Looking for a good beach book? And no worries if, like me, you are nowhere near a beach . . . You can mentally grab your beach towel, sunglasses and some cool refreshment and pretend you're poolside or better yet at ocean's edge and let me (virtually anyway) press into your hands a copy of Lisa Jewell's The Girls in the Garden. Some stories, and this was for me one of them, draw you in and make the real world fall away as you get involved in the character's lives. In this case, the reader becomes something of a voyeur looking into the garden square and the secret and secretive lives of the people living in the houses and flats circling the green space. Pure and utter escapism but the kind involving a little suspense and mystery. One of those sorts of stories where you just sit back and enjoy the ride.

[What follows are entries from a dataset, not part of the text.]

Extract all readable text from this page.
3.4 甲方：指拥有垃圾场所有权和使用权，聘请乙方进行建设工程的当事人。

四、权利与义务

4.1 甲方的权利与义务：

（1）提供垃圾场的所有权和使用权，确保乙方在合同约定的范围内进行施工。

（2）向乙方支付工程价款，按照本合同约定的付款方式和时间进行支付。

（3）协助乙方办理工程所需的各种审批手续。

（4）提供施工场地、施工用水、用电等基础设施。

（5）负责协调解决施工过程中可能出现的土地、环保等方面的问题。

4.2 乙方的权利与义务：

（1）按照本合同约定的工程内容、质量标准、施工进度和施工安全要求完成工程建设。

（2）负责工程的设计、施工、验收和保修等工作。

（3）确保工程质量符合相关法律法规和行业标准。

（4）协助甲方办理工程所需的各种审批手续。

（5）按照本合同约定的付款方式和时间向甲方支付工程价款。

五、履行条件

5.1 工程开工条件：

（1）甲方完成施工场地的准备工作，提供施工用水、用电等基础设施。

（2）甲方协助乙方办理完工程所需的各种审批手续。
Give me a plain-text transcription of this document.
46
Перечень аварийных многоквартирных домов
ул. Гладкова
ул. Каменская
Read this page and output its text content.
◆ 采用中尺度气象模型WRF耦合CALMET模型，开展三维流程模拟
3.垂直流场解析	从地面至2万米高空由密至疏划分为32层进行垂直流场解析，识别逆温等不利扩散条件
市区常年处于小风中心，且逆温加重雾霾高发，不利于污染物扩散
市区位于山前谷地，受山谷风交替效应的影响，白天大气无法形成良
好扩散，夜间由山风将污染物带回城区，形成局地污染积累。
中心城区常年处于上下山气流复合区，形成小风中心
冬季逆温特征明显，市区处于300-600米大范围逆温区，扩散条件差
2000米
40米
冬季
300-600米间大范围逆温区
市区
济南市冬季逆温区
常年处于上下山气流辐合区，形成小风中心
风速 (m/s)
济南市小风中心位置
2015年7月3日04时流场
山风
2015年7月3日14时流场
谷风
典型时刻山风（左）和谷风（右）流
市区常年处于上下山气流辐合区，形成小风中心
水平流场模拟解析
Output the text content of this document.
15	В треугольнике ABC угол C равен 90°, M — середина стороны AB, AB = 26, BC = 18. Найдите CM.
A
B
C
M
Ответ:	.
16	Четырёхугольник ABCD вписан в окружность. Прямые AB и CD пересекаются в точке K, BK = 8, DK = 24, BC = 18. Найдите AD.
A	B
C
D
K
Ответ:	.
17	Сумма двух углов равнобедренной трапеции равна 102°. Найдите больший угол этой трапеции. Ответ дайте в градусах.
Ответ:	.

Opening scene. A summer party. Games, food, the smells of a barbecue wafting about. Everyone is out and enjoying the sunshine. The teenagers in the neighborhood move in little packs and knowing what teens are like, there will be drama (often of the unpleasant kind) and cattiness,but maybe a little romance as well. Two sisters. One is looking for the other, but when she finds her she will be shocked. She's unconscious, her top pulled up, her shorts pulled down. She's lying in a secluded part of the garden completely alone, bloody and all evidence points to the possibility of her having been assaulted. The younger girl sets her clothes aright and then rushes off for help.
Grace and Pip, just on the cusp of their teenage years have come with their mum Clare to this veiled community after a harrowing episode with their father. A documentary filmmaker, he has become unbalanced and tried to burn their house down. They escape with their lives but lose everything, and now Clare fears his possible release from hospital where he has been under treatment. She has come to Virginia Crescent, which rings a vast and seemingly idyllic green common, to start a new life as far away from the old as she can get. It seems so peaceful and quiet. It's the sort of place where neighbors look out for each other. The kids are always in and out of each others' houses and families can all but leave their back doors unlocked. It is a community in all senses of the word. They know each other's histories and idiosyncrasies are good friends but maybe gossip a little, too. Many of the residents have lived there for years and years.
Oh, but there are secrets. There are always secrets, aren't there? There is something or someone rotten lurking in the garden and Jewell lays out quite a cast of potential suspects. There are hints of a death in that same garden many years before. Is history simply repeating itself? There is the perfect family living next door, but the father is a little too friendly with some of the girls and women. A lecherous older man who has a knack for inappropriate conversations. Jealous teenagers. Maybe a father who's off balanced returning to finish what he began? A secret boyfriend. So many possibilities and so many motivations.
Younger sister, Pip, misses her father profusely and so writes him letters telling all about their new home and what she sees happening in the garden without telling him exactly where they live. So the story is revealed through a variety of sources. The story plays out in those sultry summer days, through Pip's letters, the girls and boys moving in packs--watching each other, Clare the mother who feels lost and at swim after her husband's breakdown, the neighbors . . . all eyes are to the green space, moving along in nice anticipation, building up the suspense of the crime you know has happened. But what did happen exactly? Grace lies unconscious in a hospital bed for the greater part of the story. But everyone offers some little piece of the puzzle and the solution, that final piece in place might show a different picture than expected.
This is truly a perfect summer read. Not too taxing to sit and read in the hot, sticky sunshine. Once the story begins to move, it rolls along nicely to the perhaps surprising conclusion. Be careful what you look at out your window or over your fence. You might misinterpret something. Or you might see something you shouldn't.